It wasn’t that long ago that I was still nursing Peter to sleep. We gradually tapered things off, but shortly before his birthday at the end of June, we stopped. That was, what, eight weeks ago, perhaps? Not a long time, but it seems like forever.
From the ashes of our breastfeeding time rose our pre-sleep snuggle time. At night, in a dark and quieting house, I would sing him a song and rock him for 5 minutes or so, then follow an exact tuck-in procedure: carefully positioning his little puppy next to him, placing his blankie just right over him and the puppy, turning on the little birdies that sing Beethoven (always after asking him), singing one last stanza of whatever I had been singing before, and then I would tell him goodnight and that I had to finish the dishes now (even if they were all done). He would happily hug his puppy and smile a goodnight and drift off to sleep.
In the afternoon, it would be harder for him to settle down with the sunlight streaming in and the distant sounds of his siblings having fun without him. But it would only take about ten minutes of gentle swishing in the glider rocker, and he would be fast asleep. None of my older four children ever enjoyed being rocked for longer than a few minutes, and it was a pleasant surprise when he started doing it.

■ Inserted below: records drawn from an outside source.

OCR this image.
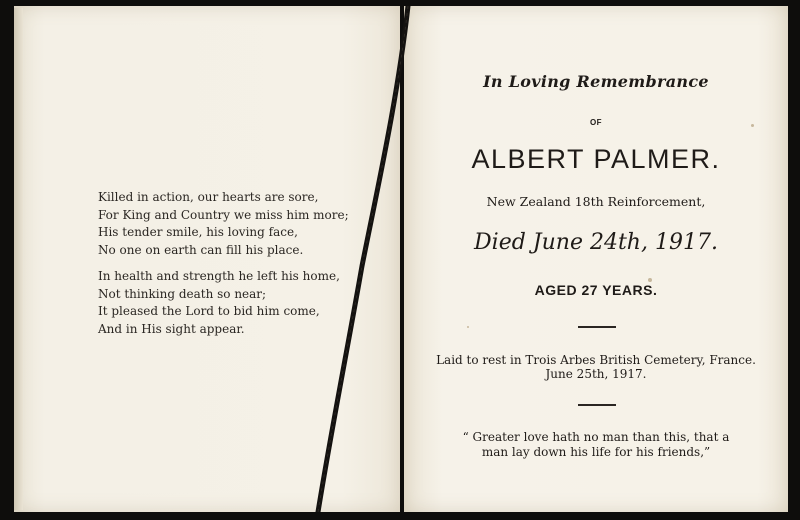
Killed in action, our hearts are sore,
For King and Country we miss him more;
His tender smile, his loving face,
No one on earth can fill his place.
In health and strength he left his home,
Not thinking death so near;
It pleased the Lord to bid him come,
And in His sight appear.
In Loving Remembrance
OF
ALBERT PALMER.
New Zealand 18th Reinforcement,
Died June 24th, 1917.
AGED 27 YEARS.
Laid to rest in Trois Arbes British Cemetery, France.
June 25th, 1917.
“ Greater love hath no man than this, that a
man lay down his life for his friends,”
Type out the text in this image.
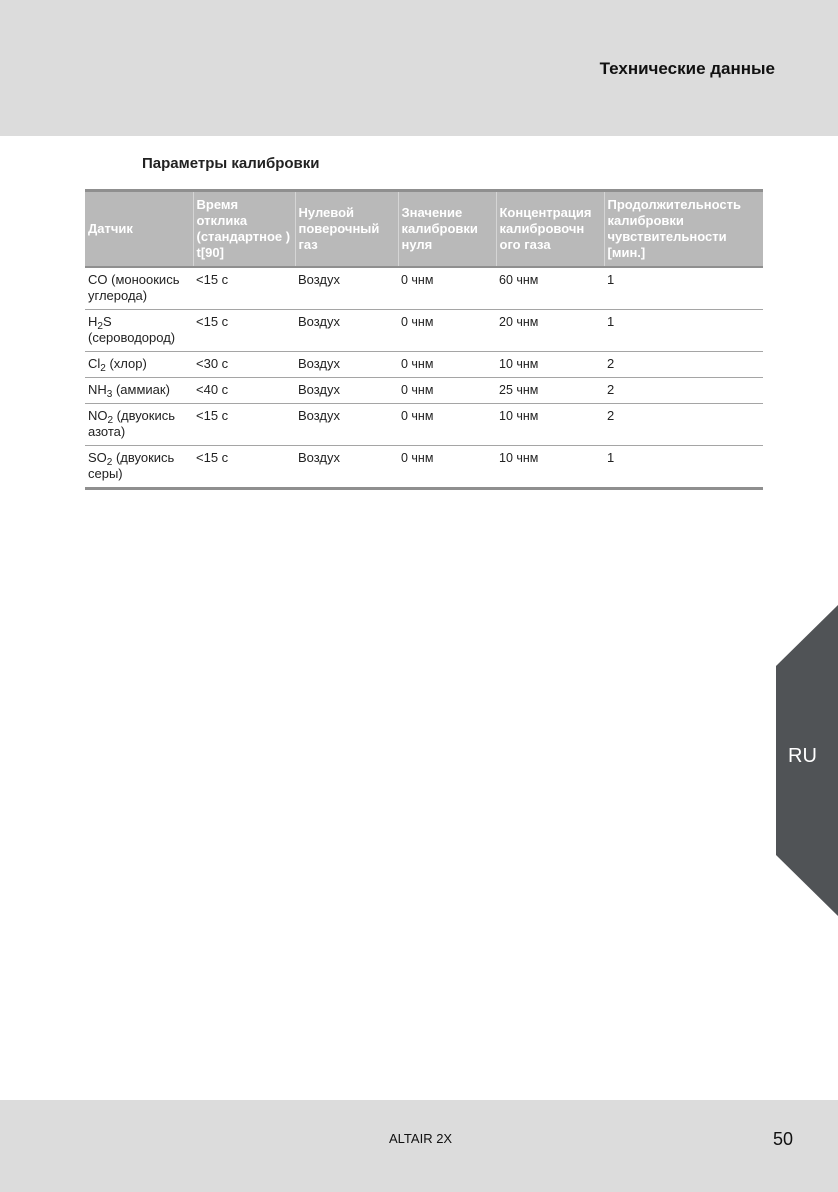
Технические данные
Параметры калибровки
Датчик	Время отклика (стандартное ) t[90]	Нулевой поверочный газ	Значение калибровки нуля	Концентрация калибровочн ого газа	Продолжительность калибровки чувствительности [мин.]
CO (моноокись углерода)	<15 с	Воздух	0 чнм	60 чнм	1
$H_2S$ (сероводород)	<15 с	Воздух	0 чнм	20 чнм	1
$Cl_2$ (хлор)	<30 с	Воздух	0 чнм	10 чнм	2
$NH_3$ (аммиак)	<40 с	Воздух	0 чнм	25 чнм	2
$NO_2$ (двуокись азота)	<15 с	Воздух	0 чнм	10 чнм	2
$SO_2$ (двуокись серы)	<15 с	Воздух	0 чнм	10 чнм	1
RU
ALTAIR 2X	50
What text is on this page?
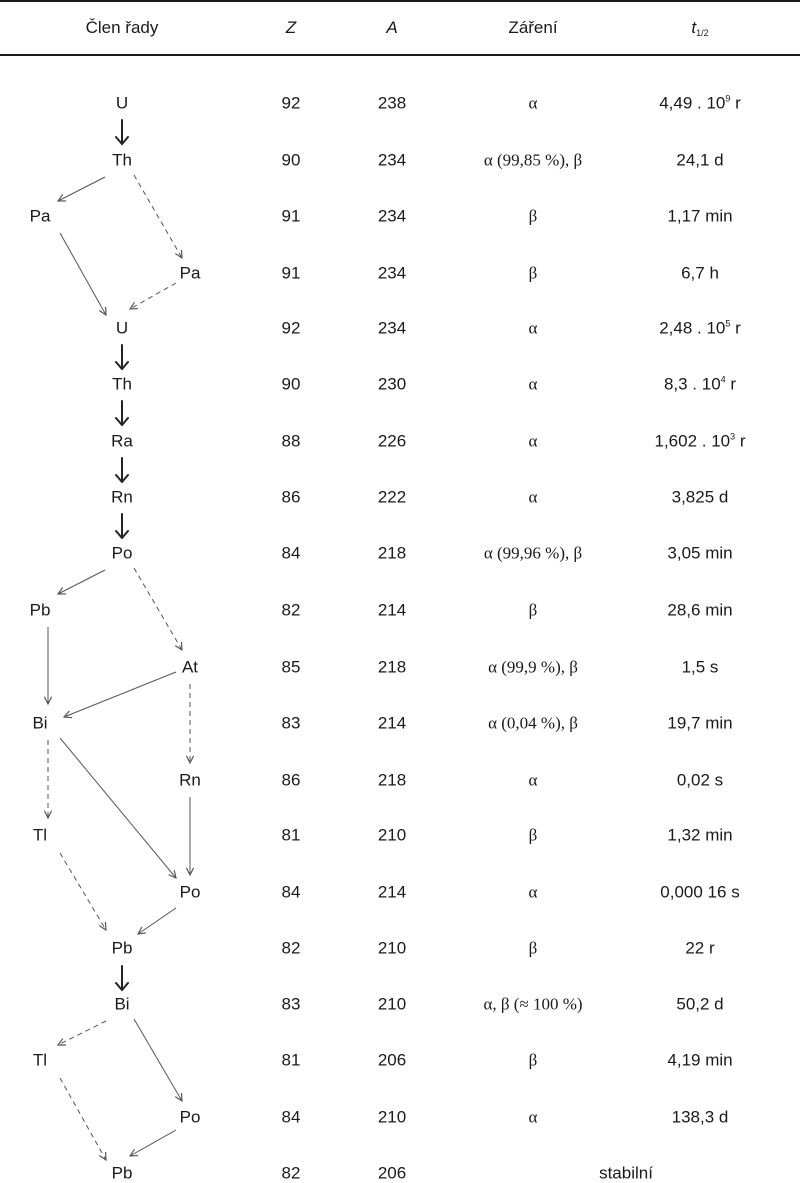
Člen řady	Z	A	Záření	$t_{1/2}$
U	92	238	α	4,49 . $10^9$ r
Th	90	234	α (99,85 %), β	24,1 d
Pa	91	234	β	1,17 min
Pa	91	234	β	6,7 h
U	92	234	α	2,48 . $10^5$ r
Th	90	230	α	8,3 . $10^4$ r
Ra	88	226	α	1,602 . $10^3$ r
Rn	86	222	α	3,825 d
Po	84	218	α (99,96 %), β	3,05 min
Pb	82	214	β	28,6 min
At	85	218	α (99,9 %), β	1,5 s
Bi	83	214	α (0,04 %), β	19,7 min
Rn	86	218	α	0,02 s
Tl	81	210	β	1,32 min
Po	84	214	α	0,000 16 s
Pb	82	210	β	22 r
Bi	83	210	α, β (≈ 100 %)	50,2 d
Tl	81	206	β	4,19 min
Po	84	210	α	138,3 d
Pb	82	206	stabilní
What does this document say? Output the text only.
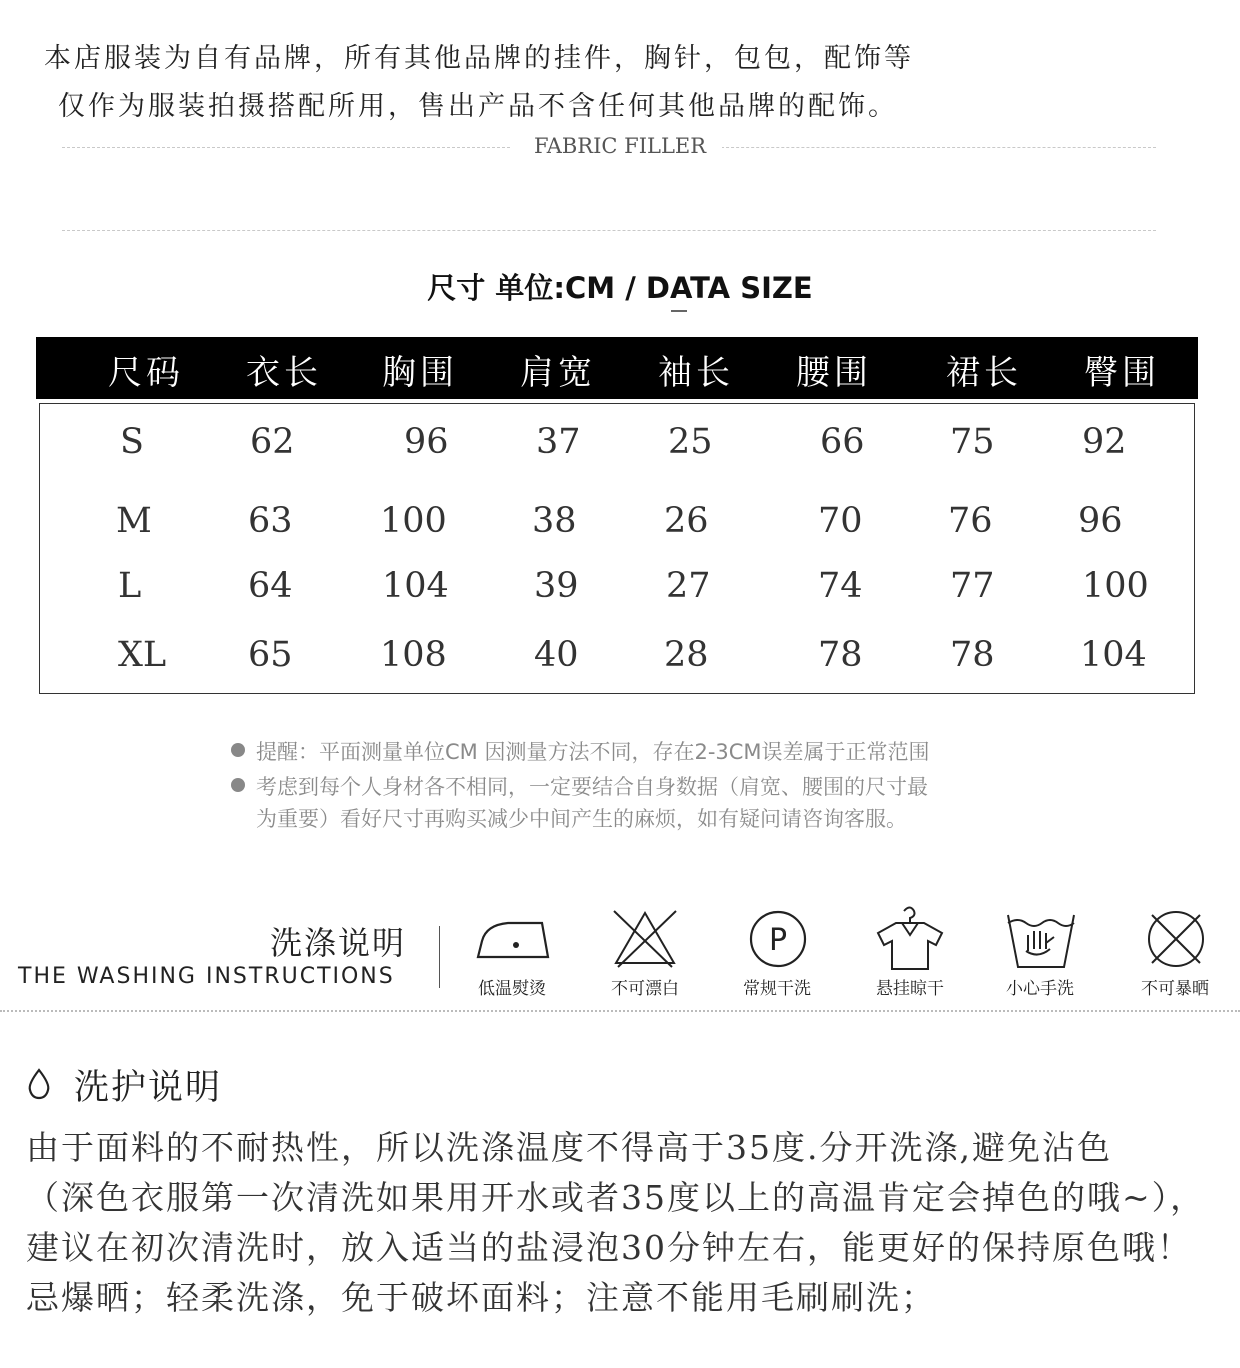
本店服装为自有品牌，所有其他品牌的挂件，胸针，包包，配饰等
仅作为服装拍摄搭配所用，售出产品不含任何其他品牌的配饰。
FABRIC FILLER
尺寸 单位:CM / DATA SIZE
尺码 衣长 胸围 肩宽 袖长 腰围 裙长 臀围
S	62	96 37 25	66 75 92
M	63 100 38 26	70 76 96
L	64	104 39 27	74 77 100
XL 65 108 40 28	78 78 104
提醒：平面测量单位CM 因测量方法不同，存在2-3CM误差属于正常范围
考虑到每个人身材各不相同，一定要结合自身数据（肩宽、腰围的尺寸最
为重要）看好尺寸再购买减少中间产生的麻烦，如有疑问请咨询客服。
洗涤说明
THE WASHING INSTRUCTIONS	低温熨烫	不可漂白
P
常规干洗	悬挂晾干	小心手洗	不可暴晒
洗护说明
由于面料的不耐热性，所以洗涤温度不得高于35度.分开洗涤,避免沾色
（深色衣服第一次清洗如果用开水或者35度以上的高温肯定会掉色的哦~），
建议在初次清洗时，放入适当的盐浸泡30分钟左右，能更好的保持原色哦！
忌爆晒；轻柔洗涤，免于破坏面料；注意不能用毛刷刷洗；
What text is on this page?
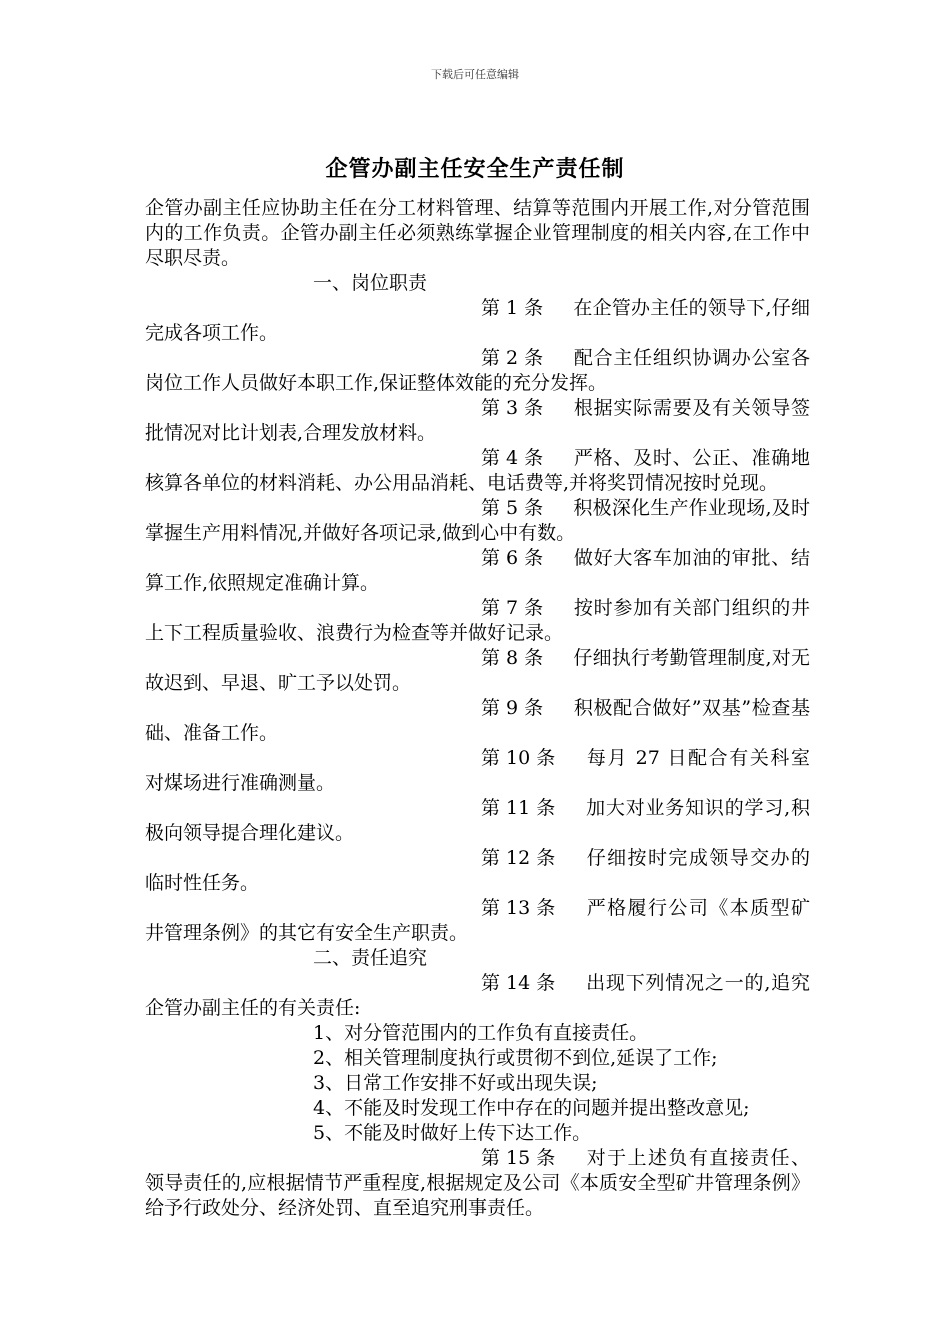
下载后可任意编辑
企管办副主任安全生产责任制

企管办副主任应协助主任在分工材料管理、结算等范围内开展工作,对分管范围内的工作负责。企管办副主任必须熟练掌握企业管理制度的相关内容,在工作中尽职尽责。

一、岗位职责

第 1 条 在企管办主任的领导下,仔细完成各项工作。

第 2 条 配合主任组织协调办公室各岗位工作人员做好本职工作,保证整体效能的充分发挥。

第 3 条 根据实际需要及有关领导签批情况对比计划表,合理发放材料。

第 4 条 严格、及时、公正、准确地核算各单位的材料消耗、办公用品消耗、电话费等,并将奖罚情况按时兑现。

第 5 条 积极深化生产作业现场,及时掌握生产用料情况,并做好各项记录,做到心中有数。

第 6 条 做好大客车加油的审批、结算工作,依照规定准确计算。

第 7 条 按时参加有关部门组织的井上下工程质量验收、浪费行为检查等并做好记录。

第 8 条 仔细执行考勤管理制度,对无故迟到、早退、旷工予以处罚。

第 9 条 积极配合做好”双基”检查基础、准备工作。

第 10 条 每月 27 日配合有关科室对煤场进行准确测量。

第 11 条 加大对业务知识的学习,积极向领导提合理化建议。

第 12 条 仔细按时完成领导交办的临时性任务。

第 13 条 严格履行公司《本质型矿井管理条例》的其它有安全生产职责。

二、责任追究

第 14 条 出现下列情况之一的,追究企管办副主任的有关责任:

1、对分管范围内的工作负有直接责任。

2、相关管理制度执行或贯彻不到位,延误了工作;

3、日常工作安排不好或出现失误;

4、不能及时发现工作中存在的问题并提出整改意见;

5、不能及时做好上传下达工作。

第 15 条 对于上述负有直接责任、领导责任的,应根据情节严重程度,根据规定及公司《本质安全型矿井管理条例》给予行政处分、经济处罚、直至追究刑事责任。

An obnoxious voice in my head tried to tell me that rocking him to sleep was establishing a bad habit that I would have a hard time breaking. Years ago, I might have heeded that voice, or at least it would have caused anxiety as I fretted over managing his nap time routine while caring for the upcoming newborn. But I am older and wiser now. I pooh poohed that voice, reminding myself that rocking babies is the stuff that lullabies are made of and permitting myself to fully indulge in the pleasure of a toddler hugging me tightly as his little head grows heavy on my chest.
And I knew it wouldn’t last long.
As surely as all change is, my gentle rocking ceased to soothe his excited and active body to sleep. I’m not sure how long it’s been, maybe as long as two weeks; transitions with children play havoc with a mother’s sense of time. Five days can seem like five weeks or even five months as we fight our way to new routines. I’ve been leaving him to get himself to sleep for his nap (sometimes with disastrous results). Soon, he’ll be out of the crib, and it will be another wild adventure as he learns how to rest despite the temptation to wander.
I’ve missed the rocking.
On Friday, Jenny wasn’t feeling well and by evening it was clear that she had some virus. She went to bed with a fever after napping most of the afternoon. Around 1:30 am, Pete woke up crying fitfully. He, too, had a fever. After a 40 minute bedside vigil, I brought him into my bed where I hoped we could both get some rest. Instead, he spent the next two hours rolling and fussing and kicking one parent or the other. Finally, I put him back to bed where he fell into a deep sleep and stayed there until nearly 10 am yesterday morning. The rest did him good, and he awoke with no signs of illness (Jenny spent the day on the couch).
Naturally, there was no chance this child would take a nap, and I didn’t even bother. But after dinner, he started getting cranky, and I decided an early bedtime was appropriate. He didn’t protest, but with the din of a household not yet ready for bedtime, I opted to see if rocking him would help him block out those noises.
He snuggled in my arm, taking a few minutes to find a spot around his unborn sibling who now takes up most of my lap. Within minutes his little body had completely relaxed and his head became a heavy weight on my shoulder. And still, I held him, not ready to let go of this moment.
It is not the child for whom this is a hard habit to break; it’s the mother.